Grounding Long-Context Reasoning with Contextual Normalization for Retrieval-Augmented Generation
This addresses reliability issues in RAG systems for users relying on long-context reasoning, though it is incremental as it builds on existing RAG methods.
The paper tackled the problem of how the formatting of retrieved documents in Retrieval-Augmented Generation (RAG) affects accuracy and stability, showing that choices like delimiters can cause substantial performance shifts, and introduced Contextual Normalization to improve robustness and long-context utilization.

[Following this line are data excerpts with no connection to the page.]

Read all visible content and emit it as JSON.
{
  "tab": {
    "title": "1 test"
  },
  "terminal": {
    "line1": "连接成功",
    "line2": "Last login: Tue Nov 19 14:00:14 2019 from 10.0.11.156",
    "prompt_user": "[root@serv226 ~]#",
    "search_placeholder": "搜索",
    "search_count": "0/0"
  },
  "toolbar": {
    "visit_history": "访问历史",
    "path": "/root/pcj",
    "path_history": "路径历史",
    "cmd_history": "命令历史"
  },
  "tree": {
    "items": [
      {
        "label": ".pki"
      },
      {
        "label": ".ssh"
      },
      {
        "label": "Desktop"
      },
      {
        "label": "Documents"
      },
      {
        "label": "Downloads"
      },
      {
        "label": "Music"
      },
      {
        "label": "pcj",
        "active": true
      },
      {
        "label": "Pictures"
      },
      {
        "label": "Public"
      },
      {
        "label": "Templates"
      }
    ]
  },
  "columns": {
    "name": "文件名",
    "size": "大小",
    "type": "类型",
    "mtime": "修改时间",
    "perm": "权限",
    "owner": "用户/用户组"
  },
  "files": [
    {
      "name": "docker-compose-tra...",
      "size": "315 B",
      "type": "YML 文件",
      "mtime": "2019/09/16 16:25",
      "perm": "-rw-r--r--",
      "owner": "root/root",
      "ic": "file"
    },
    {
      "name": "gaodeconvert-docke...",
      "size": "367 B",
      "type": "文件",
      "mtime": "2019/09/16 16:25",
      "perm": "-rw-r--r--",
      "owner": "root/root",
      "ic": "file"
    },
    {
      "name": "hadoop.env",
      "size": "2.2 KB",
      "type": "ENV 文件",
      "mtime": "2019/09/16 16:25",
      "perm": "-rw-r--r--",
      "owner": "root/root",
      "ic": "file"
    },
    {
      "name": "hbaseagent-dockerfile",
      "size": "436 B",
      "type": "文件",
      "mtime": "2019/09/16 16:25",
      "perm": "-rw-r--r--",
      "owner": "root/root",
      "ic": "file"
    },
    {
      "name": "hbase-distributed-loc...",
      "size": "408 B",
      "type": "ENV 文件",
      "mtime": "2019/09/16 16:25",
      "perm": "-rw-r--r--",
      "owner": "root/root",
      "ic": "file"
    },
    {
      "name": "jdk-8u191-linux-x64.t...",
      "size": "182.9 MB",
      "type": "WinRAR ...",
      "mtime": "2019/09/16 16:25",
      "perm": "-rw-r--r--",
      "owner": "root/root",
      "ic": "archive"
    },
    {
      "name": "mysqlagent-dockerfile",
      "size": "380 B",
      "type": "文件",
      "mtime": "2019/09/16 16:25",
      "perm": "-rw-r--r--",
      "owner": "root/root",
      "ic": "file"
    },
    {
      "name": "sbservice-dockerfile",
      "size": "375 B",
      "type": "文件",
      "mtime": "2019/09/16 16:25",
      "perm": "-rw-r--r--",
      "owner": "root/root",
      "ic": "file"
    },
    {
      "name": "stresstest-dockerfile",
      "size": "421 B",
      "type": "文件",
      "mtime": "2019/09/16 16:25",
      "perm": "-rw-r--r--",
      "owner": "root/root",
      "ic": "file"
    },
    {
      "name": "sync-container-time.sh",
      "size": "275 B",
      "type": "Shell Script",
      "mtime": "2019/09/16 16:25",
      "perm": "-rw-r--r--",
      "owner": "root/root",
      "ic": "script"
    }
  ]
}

Retrieval-Augmented Generation (RAG) has become an essential approach for extending the reasoning and knowledge capacity of large language models (LLMs). While prior research has primarily focused on retrieval quality and prompting strategies, the influence of how the retrieved documents are framed, i.e., context format, remains underexplored. We show that seemingly superficial choices, such as delimiters or structural markers in key-value extraction, can induce substantial shifts in accuracy and stability, even when semantic content is identical. To systematically investigate this effect, we design controlled experiments that vary context density, delimiter styles, and positional placement, revealing the underlying factors that govern performance differences. Building on these insights, we introduce Contextual Normalization, a lightweight strategy that adaptively standardizes context representations before generation. Extensive experiments on both controlled and real-world RAG benchmarks across diverse settings demonstrate that the proposed strategy consistently improves robustness to order variation and strengthens long-context utilization. These findings underscore that reliable RAG depends not only on retrieving the right content, but also on how that content is presented, offering both new empirical evidence and a practical technique for better long-context reasoning.